Servir, servir, servir. A missão da Azul se faz presente todas as vezes que um voo da companhia é utilizado para transportar um órgão para uma cidade do país. No Dia Nacional da Doação de Órgãos e Tecidos, celebrado nesta quarta (27), a empresa comemora a marca de aérea que mais carrega vidas e esperança pelo Brasil. Somente no mês de agosto deste ano, a companhia transportou mais de 400 órgãos, quase metade do total carregado por outras empresas e por aviões oficiais. Já ao longo de 2016, 4.512 órgãos foram transportados por aeronaves oficiais e comerciais, sendo 33% desse total levados pela Azul.
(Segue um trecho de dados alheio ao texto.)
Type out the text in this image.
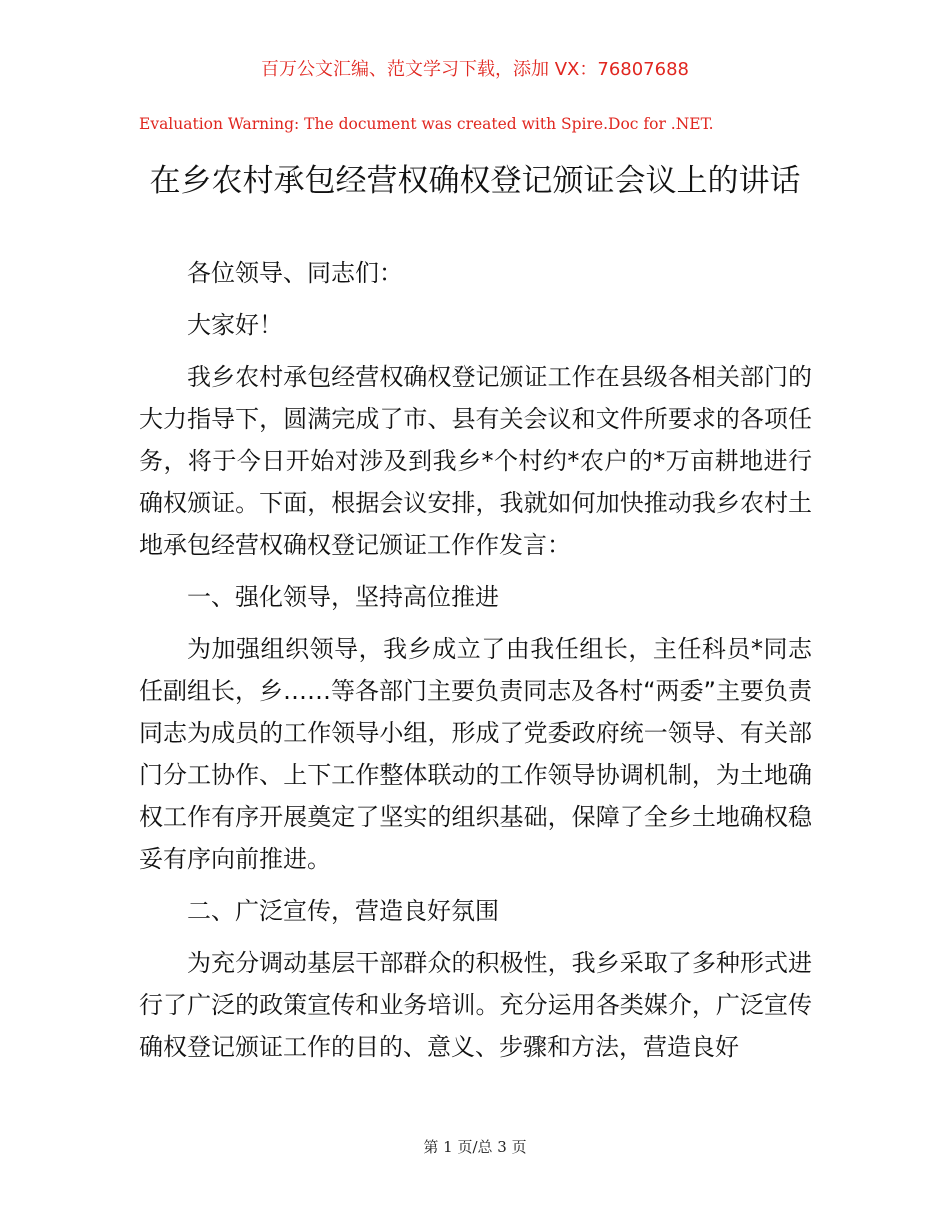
百万公文汇编、范文学习下载，添加 VX：76807688
Evaluation Warning: The document was created with Spire.Doc for .NET.
在乡农村承包经营权确权登记颁证会议上的讲话

各位领导、同志们：

大家好！

我乡农村承包经营权确权登记颁证工作在县级各相关部门的大力指导下，圆满完成了市、县有关会议和文件所要求的各项任务，将于今日开始对涉及到我乡*个村约*农户的*万亩耕地进行确权颁证。下面，根据会议安排，我就如何加快推动我乡农村土地承包经营权确权登记颁证工作作发言：

一、强化领导，坚持高位推进

为加强组织领导，我乡成立了由我任组长，主任科员*同志任副组长，乡……等各部门主要负责同志及各村“两委”主要负责同志为成员的工作领导小组，形成了党委政府统一领导、有关部门分工协作、上下工作整体联动的工作领导协调机制，为土地确权工作有序开展奠定了坚实的组织基础，保障了全乡土地确权稳妥有序向前推进。

二、广泛宣传，营造良好氛围

为充分调动基层干部群众的积极性，我乡采取了多种形式进行了广泛的政策宣传和业务培训。充分运用各类媒介，广泛宣传确权登记颁证工作的目的、意义、步骤和方法，营造良好

第 1 页/总 3 页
Os dados da Central Nacional de Transplantes (CNT), instituição vinculada ao Ministério da Saúde, demonstram que a Azul abraçou a missão de garantir que órgãos e tecidos cheguem ao seu destino com integridade e rapidez. Foi com esse entendimento que a companhia levou até o Recife um rim, que foi responsável por salvar a vida de Wilza Teresinha, de 45 anos. A moradora de Santa Cruz do Capibaribe, no Agreste de Pernambuco, estava na fila há três anos e recebeu o transplante há dois meses. A notícia de que a longa espera tinha acabado chegou no dia 4 de agosto deste ano, quando ela estava a caminho de uma festa. Sem saber, Wilza foi submetida ao transplante com o órgão transportado pela Azul e hoje está em fase de recuperação.

“Eu passei mal praticamente todos os dias por quase três anos. Lembro que quando recebi a informação de que tinha chegado a minha vez de operar, eu quase desmaiei. Hoje, graças a Deus, estou me recuperando e respondendo bem ao tratamento”, conta Wilza.

O transporte de órgãos por via aérea é resultado de um termo de cooperação entre a União, as companhias aéreas e a Força Aérea Brasileira. Desde que chegou ao mercado em 2008, a Azul aderiu ao acordo e se compromete em ser a ponte que une doador e receptor. Para a diretora de aeroportos da companhia, Elisabete Antunes, o trabalho da empresa junto à Central Nacional de Transplantes está alinhado com a missão da Azul.

“Temos como missão ‘servir, servir, servir.’ Nós atendemos aos nossos Clientes, transportamos cargas, mas também temos uma oportunidade única de contribuir com a sociedade de outra forma. Levar esses órgãos é um compromisso nosso, ao qual nos dedicamos plenamente”, destaca Elisabete.

Nove em cada dez órgãos que viajam pelo céu do país são transportados em voos domésticos. A ampla participação da Azul nesse transporte tem ligação direta com a extensa malha da companhia. A empresa opera voos comerciais em cem destinos nacionais, o que permite levar órgãos e tecidos para cidades do interior onde só a Azul atua. Elisabete Antunes destaca a importância da capilaridade da malha da empresa, mas destaca outro fator relevante para o sucesso dos transplantes que salvam vidas.

“A capilaridade da nossa malha ajuda muito, mas acho que existe um fator humano muito importante. Todos os nossos tripulantes, que lidam diretamente com a embalagem que contém o órgão, sabem da importância e da responsabilidade desse trabalho. Eles estão sempre preocupados com o zelo desse material, para que ele possa, de fato, chegar ao seu destino final e salvar a vida de uma pessoa”, ressalta a diretora de aeroportos.